Engineering has not really changed in end results for centuries: however, the tools and methods have. For example, the Rolls-Royce Merlin engine of WW2 went through many changes, including fuel refinements, adding a supercharger, and fuel intake methods. Designed by engineers, it was then built out of wood to look for problem areas, then steel and aluminum, first with just a couple of cylinders for proof of concept, then expanded to a full engine that went through exhaustive testing before being mounted on an actual aircraft, and finally the flight test. In addition to this, the whole engine manufacturing process includes testing. Testing was performed in the early stages, and they would pick one out of five engines and run it until it failed, this number would go to 1 in 100 over time, as fewer defects were detected. Today, there are many other ways to ensure quality and speed design, but the end result is still the same. The other interesting thing was how they also had to rethink how to make the engines, to begin with, as usual, it would take a team of engineers to produce such an engine, but they needed as many as could be produced, and their labor force were not engineers.

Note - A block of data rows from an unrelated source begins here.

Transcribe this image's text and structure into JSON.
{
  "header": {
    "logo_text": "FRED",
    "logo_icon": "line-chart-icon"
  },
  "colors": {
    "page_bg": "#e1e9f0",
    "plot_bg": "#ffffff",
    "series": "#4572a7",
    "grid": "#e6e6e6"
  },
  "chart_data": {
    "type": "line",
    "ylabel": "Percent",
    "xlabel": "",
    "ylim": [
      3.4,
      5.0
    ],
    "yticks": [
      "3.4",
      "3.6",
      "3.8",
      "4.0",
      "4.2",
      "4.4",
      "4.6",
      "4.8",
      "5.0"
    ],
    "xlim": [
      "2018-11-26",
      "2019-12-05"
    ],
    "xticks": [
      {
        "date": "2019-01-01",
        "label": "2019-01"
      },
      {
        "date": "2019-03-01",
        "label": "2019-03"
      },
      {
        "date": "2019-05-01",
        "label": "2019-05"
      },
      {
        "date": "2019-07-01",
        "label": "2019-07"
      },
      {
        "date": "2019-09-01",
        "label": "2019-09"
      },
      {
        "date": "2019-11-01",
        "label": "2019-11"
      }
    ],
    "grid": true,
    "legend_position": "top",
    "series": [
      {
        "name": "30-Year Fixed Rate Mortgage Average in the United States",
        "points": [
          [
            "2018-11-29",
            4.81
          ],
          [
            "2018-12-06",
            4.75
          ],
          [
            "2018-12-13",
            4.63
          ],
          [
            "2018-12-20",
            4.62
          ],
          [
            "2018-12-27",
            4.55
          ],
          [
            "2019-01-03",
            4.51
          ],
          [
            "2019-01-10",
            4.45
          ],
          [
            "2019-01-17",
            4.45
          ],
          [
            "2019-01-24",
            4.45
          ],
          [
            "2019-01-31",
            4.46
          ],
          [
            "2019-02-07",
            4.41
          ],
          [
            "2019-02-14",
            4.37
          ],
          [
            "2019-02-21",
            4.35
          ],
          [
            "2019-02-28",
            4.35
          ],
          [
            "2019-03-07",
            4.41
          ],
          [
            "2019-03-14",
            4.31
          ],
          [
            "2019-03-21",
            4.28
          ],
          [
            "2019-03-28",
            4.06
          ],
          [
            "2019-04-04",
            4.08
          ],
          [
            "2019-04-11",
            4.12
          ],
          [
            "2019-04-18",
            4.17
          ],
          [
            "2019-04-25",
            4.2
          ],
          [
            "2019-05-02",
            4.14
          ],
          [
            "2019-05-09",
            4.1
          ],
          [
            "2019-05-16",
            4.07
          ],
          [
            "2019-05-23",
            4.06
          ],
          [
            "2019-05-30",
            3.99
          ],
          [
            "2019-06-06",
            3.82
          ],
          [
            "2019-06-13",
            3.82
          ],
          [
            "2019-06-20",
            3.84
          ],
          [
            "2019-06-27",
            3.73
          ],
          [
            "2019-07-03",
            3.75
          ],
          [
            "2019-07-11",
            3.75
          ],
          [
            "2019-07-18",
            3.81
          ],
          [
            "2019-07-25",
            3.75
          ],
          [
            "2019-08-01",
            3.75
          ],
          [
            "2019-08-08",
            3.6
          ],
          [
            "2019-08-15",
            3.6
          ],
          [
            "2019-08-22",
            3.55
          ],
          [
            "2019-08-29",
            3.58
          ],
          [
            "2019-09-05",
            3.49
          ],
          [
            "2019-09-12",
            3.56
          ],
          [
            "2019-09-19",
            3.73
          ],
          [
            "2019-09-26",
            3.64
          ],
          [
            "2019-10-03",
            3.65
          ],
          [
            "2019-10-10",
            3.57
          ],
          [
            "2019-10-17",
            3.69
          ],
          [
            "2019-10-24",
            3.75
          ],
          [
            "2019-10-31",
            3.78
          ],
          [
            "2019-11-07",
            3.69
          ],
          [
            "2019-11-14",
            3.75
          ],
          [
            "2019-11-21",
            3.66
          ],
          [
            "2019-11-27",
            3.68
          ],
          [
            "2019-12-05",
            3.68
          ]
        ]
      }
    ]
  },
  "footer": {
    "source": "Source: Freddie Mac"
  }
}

Today we do what is known as Model-Based Systems Engineering (MBSE) a software-based tool to look for flaws and weed them out before production. Still, in systems engineering as we look at not only the engine but how it would be used. Like before, models are made, this time in software. The main advantage here is that things do not have to be made to examine their properties but can be simulated instead. MBSE has taken on some importance not just for cost, but for the schedule and cost of the final project. Another example of doing the engineering upfront rather than building and experimentation. This is done virtually.


With newer tools, MBSE does not even need programming skills but can be accomplished in something much closer to human language, while still synaptic, still maps to parts of speech such as nouns, verbs, adjectives (itlities), and adverbs to describe the system and interfaces.


As with all systems engineering, whether you’re adding to a system or making a new one, still comes down to the four basics: requirements, behavior (or Concept of Operations), architecture, and verification on validation. By being able to do this is in a software model, much of the work can be performed without actually building anything which is a huge leap in the design process. But as always, the requirements and how you are going to use them are paramount. In the case of the Merlin Engine, was the mainstay of the British air force powering everything thing from the Spitfire to the Mosquito and later the US P-51 Mustang.